L’accueil se fait rapidement, mon opinion sur les Français s’amorce : ils semblent plus nerveux que moi. En un clignement d’yeux fatigués, nous sommes à l’ENTPE, l’École nationale des travaux publics de l’État, à Vaulx-en-Velin, à écouter l’organisation des 28es Rencontres théâtrales et l’instant d’après, dans l’appartement dans lequel mes amies et moi serons entassées pour les dix jours à venir. Nous disposons d’une paire de clés avec un seul émetteur sans lequel nous ne pouvons entrer dans le bloc de logements. Ma seconde impression des Français? Ils pensent sécurité tandis que nous, comme il s’est révélé vrai durant la semaine, y voyons déjà le côté plus compliqué de la chose. Nos « parents » (Yves Raymond et Diane-Andrée Bouchard, nos profs accompagnateurs) nous font sortir le soir même après nous avoir laissé dormir un peu. Mélange de bus et de métro. Habillée à l’excès, je m’ennuie du froid habituel. Diane avait raison, je ne regrette pas ma tuque.

Lyon, c’est des bâtiments sublimes et des cathédrales partout. Mes yeux dévorent le paysage avec gourmandise, mes jambes en demandent plus alors que mes pieds foulent un sol empreint d’histoire. Nous arrivons sur le site d’un théâtre romain. Celui de Lugdunum. Il ressemble à ceux montrés dans nos cours d’Histoire et exploration théâtrale. Mon cœur se fait léger, je me sens comme une enfant le jour de Noël. Mes amis et moi allons sur la scène, fébriles et espiègles. C’est le crépuscule. Sous les directives d’Yves, notre metteur en scène, nous répétons le chœur qui ouvrira notre spectacle intitulé Rêve d’une nuit d’hôpital, présenté le lendemain soir au festival. L’acoustique est formidable. Les touristes se tournent vers nous, nos voix résonnent à travers les pierres plusieurs fois centenaires. C’est l’extase, notre public applaudit. Nous terminons la visite des lieux pour nous diriger vers la Basilique Fourvière avec sa vue imprenable sur Lyon. La ville brille de mille feux. Rien n’est comparable. La vue du Rockefeller Center n’arrive pas à la cheville de la poésie qui émane de cette ville. C’est l’harmonie.  « Ma pensée est couleur de lumière lointaine »2, dirait Émile…

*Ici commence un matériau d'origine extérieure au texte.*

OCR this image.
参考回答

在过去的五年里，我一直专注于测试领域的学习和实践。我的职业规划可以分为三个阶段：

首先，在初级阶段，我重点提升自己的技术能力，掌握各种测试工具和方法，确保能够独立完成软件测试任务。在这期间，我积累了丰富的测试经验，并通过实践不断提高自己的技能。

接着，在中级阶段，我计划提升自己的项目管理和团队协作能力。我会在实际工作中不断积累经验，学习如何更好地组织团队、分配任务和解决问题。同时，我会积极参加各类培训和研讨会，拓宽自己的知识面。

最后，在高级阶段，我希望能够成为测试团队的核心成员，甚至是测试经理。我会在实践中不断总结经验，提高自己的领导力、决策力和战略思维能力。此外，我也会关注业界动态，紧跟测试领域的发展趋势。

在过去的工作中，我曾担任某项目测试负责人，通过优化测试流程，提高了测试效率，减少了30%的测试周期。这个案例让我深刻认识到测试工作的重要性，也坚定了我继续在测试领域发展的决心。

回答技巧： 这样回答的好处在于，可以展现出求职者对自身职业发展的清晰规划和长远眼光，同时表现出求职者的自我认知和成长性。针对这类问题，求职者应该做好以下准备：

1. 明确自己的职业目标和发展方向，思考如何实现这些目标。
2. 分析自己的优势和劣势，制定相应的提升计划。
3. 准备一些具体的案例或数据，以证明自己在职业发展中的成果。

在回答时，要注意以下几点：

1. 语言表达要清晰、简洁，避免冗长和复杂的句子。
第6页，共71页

L’ouverture du Festival, nous l’avons fracassée avec Nelligan. Notre pièce de Normand Chaurette était parfaitement dans le thème des 28es Rencontres théâtrales : le rêve. Puis, le soulagement de la représentation passée (cette représentation tant attendue, tant répétée), la semaine passa rapidement. Les diners à la cafétéria, les excursions en après-midi puis le festival de théâtre en soirée… On se sent toujours plus proche de Dieu sous la voûte céleste d’une cathédrale de la Renaissance. Les visites s’enchainent : les musées des Confluences, des Beaux-Arts, L’institut des Frères Lumière, le Musée des miniatures et du cinéma, le Musée gallo-romain… Un programme parfaitement coordonné avec un peu de temps libre en fin d’après-midi. Les Lyonnais nous reconnaissent par l’accent. Ma troisième impression? Des gens sympathiques, fiers de leur ville et heureux de nous parler. Lors des cinq soirées du festival, je me plais à voir la dizaine de spectacles et je réalise qu’au fond, nous sommes tous des artistes dans la salle avec un message, une joie de vivre. Cette proximité nous a permis de tisser des liens mémorables avec des inconnus.

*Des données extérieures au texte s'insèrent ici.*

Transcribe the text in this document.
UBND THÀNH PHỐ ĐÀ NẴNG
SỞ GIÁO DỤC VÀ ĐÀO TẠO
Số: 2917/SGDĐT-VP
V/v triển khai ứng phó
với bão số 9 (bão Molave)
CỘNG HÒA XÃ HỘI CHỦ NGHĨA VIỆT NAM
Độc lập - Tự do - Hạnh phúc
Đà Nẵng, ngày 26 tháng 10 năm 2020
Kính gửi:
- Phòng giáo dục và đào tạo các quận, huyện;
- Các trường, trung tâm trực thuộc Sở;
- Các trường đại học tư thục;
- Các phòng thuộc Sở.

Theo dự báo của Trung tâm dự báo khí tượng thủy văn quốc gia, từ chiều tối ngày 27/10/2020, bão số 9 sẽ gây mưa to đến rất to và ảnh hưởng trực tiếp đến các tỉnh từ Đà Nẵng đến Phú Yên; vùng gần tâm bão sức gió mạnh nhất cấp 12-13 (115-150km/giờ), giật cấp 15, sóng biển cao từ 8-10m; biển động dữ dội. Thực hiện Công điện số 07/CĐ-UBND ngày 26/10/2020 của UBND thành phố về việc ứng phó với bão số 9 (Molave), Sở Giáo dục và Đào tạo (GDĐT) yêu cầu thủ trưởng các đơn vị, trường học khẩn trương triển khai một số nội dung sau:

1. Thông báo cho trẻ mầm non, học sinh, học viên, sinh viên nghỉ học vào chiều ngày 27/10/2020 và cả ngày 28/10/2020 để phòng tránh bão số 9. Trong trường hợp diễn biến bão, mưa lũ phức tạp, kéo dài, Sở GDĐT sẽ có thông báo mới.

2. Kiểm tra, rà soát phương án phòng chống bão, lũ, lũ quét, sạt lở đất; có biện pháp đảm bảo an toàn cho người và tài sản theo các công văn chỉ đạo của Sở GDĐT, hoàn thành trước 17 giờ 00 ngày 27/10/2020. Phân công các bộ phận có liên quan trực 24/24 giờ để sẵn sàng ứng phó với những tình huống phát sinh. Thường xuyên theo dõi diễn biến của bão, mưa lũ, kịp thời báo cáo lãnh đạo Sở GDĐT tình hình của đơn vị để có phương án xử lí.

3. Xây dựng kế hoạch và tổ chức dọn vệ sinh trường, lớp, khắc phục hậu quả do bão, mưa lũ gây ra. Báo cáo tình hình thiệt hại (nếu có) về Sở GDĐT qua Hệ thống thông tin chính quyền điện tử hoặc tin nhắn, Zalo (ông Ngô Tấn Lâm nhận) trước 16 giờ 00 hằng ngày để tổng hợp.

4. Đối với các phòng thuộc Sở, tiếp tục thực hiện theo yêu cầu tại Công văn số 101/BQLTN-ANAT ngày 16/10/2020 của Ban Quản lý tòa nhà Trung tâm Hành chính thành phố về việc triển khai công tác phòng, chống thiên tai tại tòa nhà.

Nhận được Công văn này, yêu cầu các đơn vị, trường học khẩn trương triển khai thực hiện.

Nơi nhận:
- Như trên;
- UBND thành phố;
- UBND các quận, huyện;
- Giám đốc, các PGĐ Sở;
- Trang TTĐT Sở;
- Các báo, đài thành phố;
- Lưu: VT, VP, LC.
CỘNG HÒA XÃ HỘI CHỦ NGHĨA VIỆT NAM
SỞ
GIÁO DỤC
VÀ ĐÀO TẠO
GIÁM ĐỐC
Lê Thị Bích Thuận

Une semaine légère avec un vent de printemps, la verdure de leur hiver. Les appels de station de métro, les crêpes dans les ruelles, la boutique de produits naturels du Vieux Lyon dont je suis tombée amoureuse; les traboules, les pavés de roche, la barbe à papa, la grande roue, les toilettes royales du Café des Négociants, les sourires des Français, leurs sacres québécois maladroits bref Lyon, son histoire! Je reviens au Québec la tête folle et le cœur rempli. J’ai fait la connaissance de gens formidables provenant du Maroc, du Bénin, d’Ukraine, de Roumanie et de France. J’ai vu des choses magnifiques et des spectacles de toute beauté. Je reviens au Québec le cœur gros, dans la neige, nostalgique de la France, mais heureuse d’être rentrée à la maison.

 

1 Émile Nelligan in Normand CHAURETTE, Rêve d’une nuit d’hôpital, LEMÉAC ÉDITEUR, 1980.

2 Émile Nelligan in Normand CHAURETTE, Rêve d’une nuit d’hôpital, LEMÉAC ÉDITEUR, 1980.